Golding speaks tonight
Prime Minister Bruce Golding is expected to officially advise the nation tonight why he plans to pull the curtains down on his near 40-year stint in the political arena.
Golding will address the people of Jamaica directly for the first time since he told his political colleagues at last Sunday’s Central Executive meeting of the Jamaica Labour Party (JLP) that he has decided to bow out under the strain brought about by leadership challenges.
His address will take the form of a nation-wide broadcast.
The impending departure of the 63-year-old political veteran stands in stark contrast to the 24-year-old young man who won the Western St Catherine seat that was previously held by his late father, Tacius Golding, the first Speaker of the House of Representatives in post-independent Jamaica.
For the four years that Golding has occupied the position of prime minister, he was faced with one challenge after another that created major distractions and obstruction to governance.
There was no electoral honeymoon for Golding in the aftermath of his razor-thin victory at the polls in 2007.
Golding’s row with the members of the Public Service Commission over the appointment of a new solicitor general soon after he was sworn in was preceded by a protracted battle with the Opposition over the dual-citizenship status of some government members.
Ironically, Douglas Leys, Golding’s choice for solicitor general, figured prominently in the Dudus extradition catastrophe that engulfed the governing JLP.
Over the succeeding three-year period, Daryl Vaz, Michael Stern, Gregory Mair and Shanine Robinson were axed one by one by the court due to their dual-citizenship status.
Another MP, Everald Warmington, resigned as member of parliament before the law got to him.
In the midst of the challenges, the global financial crisis assailed Jamaica’s fragile economic conditions and the Golding administration rushed to put in place corrective measures, including the debt exchange initiative.

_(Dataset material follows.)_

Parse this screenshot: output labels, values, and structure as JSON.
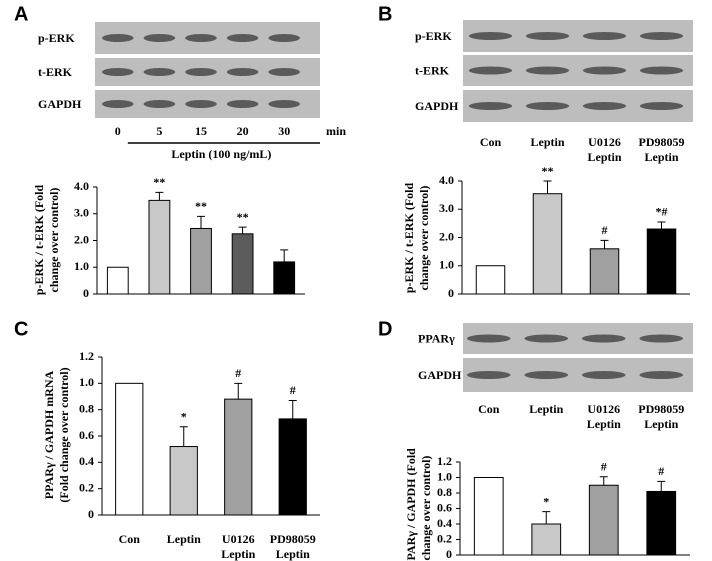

Before the Golding administration could be rid of the dual-citizenship imbroglio that threatened to create a major numerical issue in the Parliament that was so divided, news emerged that the United States wanted Christopher ‘Dudus’ Coke, a prominent name in Western Kingston, to answer serious criminal charges.
Golding and his government allegedly searched for legal loopholes to prevent Coke’s extradition, but fuelled by an unrelenting parliamentary Opposition, the administration clashed with the United States over the Government’s reluctance to send Coke packing.
The prime minister’s admission that he had sanctioned the engagement of US-based law firm Manatt, Phelps & Phillips after initially claiming that he knew nothing rubbed the people of Jamaica the wrong way.
Having survived thunderous demands for his resignation, with an apology to the nation, Golding still faced two major hurdles – the Manatt-Dudus commission of enquiry and a major fallout with some of the people who helped to lift him to the position of JLP leader and prime minister of Jamaica.
Both signalled the death knell for Golding’s political career.